Jack found himself staring up at Scarlet's butler, Walter. "What are you doing here?"

"He's following me," a female voice that sent butterflies winging in his stomach spoke up from behind him, "as usual."

Not wanting to break the spell, Jack slowly turned around, afraid the speaker would vanish the moment he laid eyes on her just like Eurydice.

But she didn't disappear, and the longer he stood there staring at her, the more beautiful Morgan became. The clouds parted, the sun shone brightly—everything seemed to change and yet stayed the same. She simply stood there, smiling at him. Finally she broke the silence.

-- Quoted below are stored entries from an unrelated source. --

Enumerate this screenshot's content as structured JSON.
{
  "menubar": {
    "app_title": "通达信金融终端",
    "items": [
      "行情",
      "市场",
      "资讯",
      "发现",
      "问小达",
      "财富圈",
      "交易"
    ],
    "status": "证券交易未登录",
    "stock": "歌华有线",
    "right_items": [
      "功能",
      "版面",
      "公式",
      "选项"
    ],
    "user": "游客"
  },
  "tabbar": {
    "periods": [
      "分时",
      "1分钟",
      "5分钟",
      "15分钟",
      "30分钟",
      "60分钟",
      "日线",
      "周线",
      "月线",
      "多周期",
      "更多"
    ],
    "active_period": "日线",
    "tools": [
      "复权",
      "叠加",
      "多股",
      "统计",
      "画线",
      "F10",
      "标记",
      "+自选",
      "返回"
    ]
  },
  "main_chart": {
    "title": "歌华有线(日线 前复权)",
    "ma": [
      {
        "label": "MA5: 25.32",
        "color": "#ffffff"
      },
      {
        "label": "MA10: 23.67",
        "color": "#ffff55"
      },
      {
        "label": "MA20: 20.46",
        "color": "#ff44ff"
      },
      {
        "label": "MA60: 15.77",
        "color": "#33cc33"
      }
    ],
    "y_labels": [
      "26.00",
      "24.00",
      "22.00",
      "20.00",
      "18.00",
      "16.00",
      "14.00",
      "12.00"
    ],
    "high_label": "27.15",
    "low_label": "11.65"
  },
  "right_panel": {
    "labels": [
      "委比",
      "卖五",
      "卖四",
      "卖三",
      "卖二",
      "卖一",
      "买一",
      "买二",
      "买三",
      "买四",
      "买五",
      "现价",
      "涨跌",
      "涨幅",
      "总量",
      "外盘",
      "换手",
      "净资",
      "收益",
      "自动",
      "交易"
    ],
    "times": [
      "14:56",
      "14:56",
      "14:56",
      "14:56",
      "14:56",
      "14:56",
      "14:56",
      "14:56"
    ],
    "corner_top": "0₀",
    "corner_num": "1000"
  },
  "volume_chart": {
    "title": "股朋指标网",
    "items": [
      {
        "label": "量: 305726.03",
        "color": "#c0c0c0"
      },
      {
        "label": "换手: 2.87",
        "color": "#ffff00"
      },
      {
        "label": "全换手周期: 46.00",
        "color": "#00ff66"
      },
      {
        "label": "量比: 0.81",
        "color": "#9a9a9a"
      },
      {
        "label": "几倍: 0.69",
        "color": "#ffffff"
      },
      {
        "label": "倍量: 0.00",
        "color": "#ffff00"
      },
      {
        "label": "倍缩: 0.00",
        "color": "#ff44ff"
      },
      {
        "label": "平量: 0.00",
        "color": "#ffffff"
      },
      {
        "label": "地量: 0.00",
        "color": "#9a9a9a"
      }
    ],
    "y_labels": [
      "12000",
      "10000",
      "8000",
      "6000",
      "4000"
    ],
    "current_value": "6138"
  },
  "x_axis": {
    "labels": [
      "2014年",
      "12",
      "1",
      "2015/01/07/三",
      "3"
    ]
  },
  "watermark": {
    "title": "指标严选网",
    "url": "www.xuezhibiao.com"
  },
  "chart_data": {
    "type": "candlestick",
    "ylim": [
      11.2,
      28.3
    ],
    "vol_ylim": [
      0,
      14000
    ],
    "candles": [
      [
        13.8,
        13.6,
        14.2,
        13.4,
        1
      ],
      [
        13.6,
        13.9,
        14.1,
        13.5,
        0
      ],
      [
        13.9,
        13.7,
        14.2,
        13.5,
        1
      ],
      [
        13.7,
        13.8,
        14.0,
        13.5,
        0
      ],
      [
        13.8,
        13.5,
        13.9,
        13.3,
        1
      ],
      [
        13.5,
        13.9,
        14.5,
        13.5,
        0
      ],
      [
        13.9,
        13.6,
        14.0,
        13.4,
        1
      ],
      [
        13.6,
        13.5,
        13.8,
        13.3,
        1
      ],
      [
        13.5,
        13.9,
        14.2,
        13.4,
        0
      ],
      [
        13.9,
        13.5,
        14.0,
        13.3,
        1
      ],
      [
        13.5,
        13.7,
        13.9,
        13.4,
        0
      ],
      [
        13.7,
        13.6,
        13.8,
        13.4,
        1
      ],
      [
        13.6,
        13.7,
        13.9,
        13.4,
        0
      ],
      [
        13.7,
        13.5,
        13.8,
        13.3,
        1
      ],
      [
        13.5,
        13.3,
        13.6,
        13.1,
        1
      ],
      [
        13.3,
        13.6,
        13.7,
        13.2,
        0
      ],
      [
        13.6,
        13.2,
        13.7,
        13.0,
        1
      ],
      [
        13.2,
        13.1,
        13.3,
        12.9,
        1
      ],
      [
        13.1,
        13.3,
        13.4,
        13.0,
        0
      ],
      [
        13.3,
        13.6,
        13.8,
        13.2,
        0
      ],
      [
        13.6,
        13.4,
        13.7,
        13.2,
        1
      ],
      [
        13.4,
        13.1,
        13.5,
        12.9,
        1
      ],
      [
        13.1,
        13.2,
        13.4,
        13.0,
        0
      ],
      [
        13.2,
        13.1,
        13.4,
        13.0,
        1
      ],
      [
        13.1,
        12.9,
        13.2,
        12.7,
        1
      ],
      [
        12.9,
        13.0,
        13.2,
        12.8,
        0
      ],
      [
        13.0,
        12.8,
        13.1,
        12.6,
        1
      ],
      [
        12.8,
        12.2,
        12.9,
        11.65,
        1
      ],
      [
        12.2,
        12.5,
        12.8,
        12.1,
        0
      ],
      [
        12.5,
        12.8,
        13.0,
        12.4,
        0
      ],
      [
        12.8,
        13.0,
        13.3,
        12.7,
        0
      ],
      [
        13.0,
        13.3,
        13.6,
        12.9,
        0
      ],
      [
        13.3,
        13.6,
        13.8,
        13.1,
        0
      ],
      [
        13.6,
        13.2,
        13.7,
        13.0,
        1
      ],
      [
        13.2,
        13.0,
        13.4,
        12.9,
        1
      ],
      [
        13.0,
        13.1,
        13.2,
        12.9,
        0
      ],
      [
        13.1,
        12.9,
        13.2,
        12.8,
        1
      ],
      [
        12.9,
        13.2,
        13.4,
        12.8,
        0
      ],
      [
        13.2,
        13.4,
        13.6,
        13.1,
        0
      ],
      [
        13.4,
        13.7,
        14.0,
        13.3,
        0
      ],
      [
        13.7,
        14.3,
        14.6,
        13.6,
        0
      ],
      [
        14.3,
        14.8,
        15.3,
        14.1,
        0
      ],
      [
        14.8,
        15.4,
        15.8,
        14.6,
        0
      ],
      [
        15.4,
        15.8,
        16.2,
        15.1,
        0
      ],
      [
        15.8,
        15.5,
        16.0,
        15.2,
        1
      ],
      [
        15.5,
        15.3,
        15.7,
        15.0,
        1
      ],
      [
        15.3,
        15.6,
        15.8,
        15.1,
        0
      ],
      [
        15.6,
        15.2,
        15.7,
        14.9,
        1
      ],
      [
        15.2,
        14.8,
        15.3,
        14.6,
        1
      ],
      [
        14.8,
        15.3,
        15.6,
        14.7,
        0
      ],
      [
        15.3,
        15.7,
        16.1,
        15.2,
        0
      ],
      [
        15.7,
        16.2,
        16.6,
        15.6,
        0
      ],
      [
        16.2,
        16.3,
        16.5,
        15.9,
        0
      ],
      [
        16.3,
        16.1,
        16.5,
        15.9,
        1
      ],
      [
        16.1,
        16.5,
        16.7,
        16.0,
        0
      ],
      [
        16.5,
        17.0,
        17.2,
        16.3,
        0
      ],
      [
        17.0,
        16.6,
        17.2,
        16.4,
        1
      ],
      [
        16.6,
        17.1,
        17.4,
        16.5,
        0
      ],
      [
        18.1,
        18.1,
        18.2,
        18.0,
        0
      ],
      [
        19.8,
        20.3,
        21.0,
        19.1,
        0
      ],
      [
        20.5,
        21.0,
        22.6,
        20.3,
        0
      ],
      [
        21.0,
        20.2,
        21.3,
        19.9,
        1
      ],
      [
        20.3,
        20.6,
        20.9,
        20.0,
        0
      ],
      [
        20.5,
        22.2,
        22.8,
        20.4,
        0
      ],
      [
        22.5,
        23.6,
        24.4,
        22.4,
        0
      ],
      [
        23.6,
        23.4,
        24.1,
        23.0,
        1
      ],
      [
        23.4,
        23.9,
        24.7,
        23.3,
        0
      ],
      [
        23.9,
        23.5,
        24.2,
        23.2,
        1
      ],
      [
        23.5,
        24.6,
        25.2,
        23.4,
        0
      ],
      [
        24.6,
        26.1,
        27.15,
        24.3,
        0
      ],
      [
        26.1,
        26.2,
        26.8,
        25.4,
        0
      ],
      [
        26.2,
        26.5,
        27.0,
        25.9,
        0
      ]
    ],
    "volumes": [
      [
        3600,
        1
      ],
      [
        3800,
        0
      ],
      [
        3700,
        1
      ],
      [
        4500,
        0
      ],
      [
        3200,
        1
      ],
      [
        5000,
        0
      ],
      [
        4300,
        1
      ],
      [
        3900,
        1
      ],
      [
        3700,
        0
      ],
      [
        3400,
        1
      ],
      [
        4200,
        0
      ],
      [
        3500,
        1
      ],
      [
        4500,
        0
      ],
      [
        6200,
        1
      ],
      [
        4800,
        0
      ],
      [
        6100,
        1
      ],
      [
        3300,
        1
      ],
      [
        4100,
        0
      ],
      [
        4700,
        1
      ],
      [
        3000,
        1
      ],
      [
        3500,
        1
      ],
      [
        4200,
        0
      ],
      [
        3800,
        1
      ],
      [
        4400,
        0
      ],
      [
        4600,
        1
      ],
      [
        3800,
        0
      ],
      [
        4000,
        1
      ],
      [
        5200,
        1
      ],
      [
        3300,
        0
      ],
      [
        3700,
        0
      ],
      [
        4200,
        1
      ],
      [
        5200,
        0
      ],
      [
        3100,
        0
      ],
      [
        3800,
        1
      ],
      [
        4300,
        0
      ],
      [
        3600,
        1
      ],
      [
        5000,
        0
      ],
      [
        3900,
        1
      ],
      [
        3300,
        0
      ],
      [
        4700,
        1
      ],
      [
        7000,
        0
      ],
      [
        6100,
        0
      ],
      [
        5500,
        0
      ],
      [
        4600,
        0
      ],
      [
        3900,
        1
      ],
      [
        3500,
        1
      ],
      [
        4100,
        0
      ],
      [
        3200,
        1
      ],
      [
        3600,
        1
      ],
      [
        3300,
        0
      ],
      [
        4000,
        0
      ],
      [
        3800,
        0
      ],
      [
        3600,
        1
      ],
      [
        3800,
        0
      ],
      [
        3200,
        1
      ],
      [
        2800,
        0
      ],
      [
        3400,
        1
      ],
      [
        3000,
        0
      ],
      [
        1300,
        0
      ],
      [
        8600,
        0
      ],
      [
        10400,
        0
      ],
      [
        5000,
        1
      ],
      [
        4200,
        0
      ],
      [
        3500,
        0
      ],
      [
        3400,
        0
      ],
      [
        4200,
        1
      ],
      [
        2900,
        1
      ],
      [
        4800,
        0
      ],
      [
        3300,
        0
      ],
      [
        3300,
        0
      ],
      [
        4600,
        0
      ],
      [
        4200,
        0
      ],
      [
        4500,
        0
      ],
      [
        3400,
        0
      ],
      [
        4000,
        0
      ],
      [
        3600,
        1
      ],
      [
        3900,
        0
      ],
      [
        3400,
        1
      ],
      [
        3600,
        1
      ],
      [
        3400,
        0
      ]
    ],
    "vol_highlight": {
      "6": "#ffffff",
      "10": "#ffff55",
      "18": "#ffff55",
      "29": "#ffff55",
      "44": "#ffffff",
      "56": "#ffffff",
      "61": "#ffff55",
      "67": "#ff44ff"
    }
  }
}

"He doesn't seem to understand that he's really not my servant anymore," she grinned and shrugged. "His contract was with my father, and I certainly can't pay him. I was wondering if you could get him off my—"

She was cut off by Jack, who covered the distance between them easily and wrapped his arms around her tightly. He buried his face in her hair and closed his eyes, content simply to be there with Morgan by his side again.

Some quiet sniggering could be heard from the crew around them, but they knew quite well not to mess with the captain—much.

After what seemed like both an eternity and an instant, Morgan pulled her head from his shoulder, but only enough so that she could look into his eyes. "So I can stay?"

Jack smiled and sighed. How could he say no? "Aye, luv, an' yer little dog too."

Her smile widened and she hugged him one last time before they released each other. "Will we be stopping at Tortuga first?"

Chuckling, he wrapped an arm around her shoulders and pulled her close. "You know it."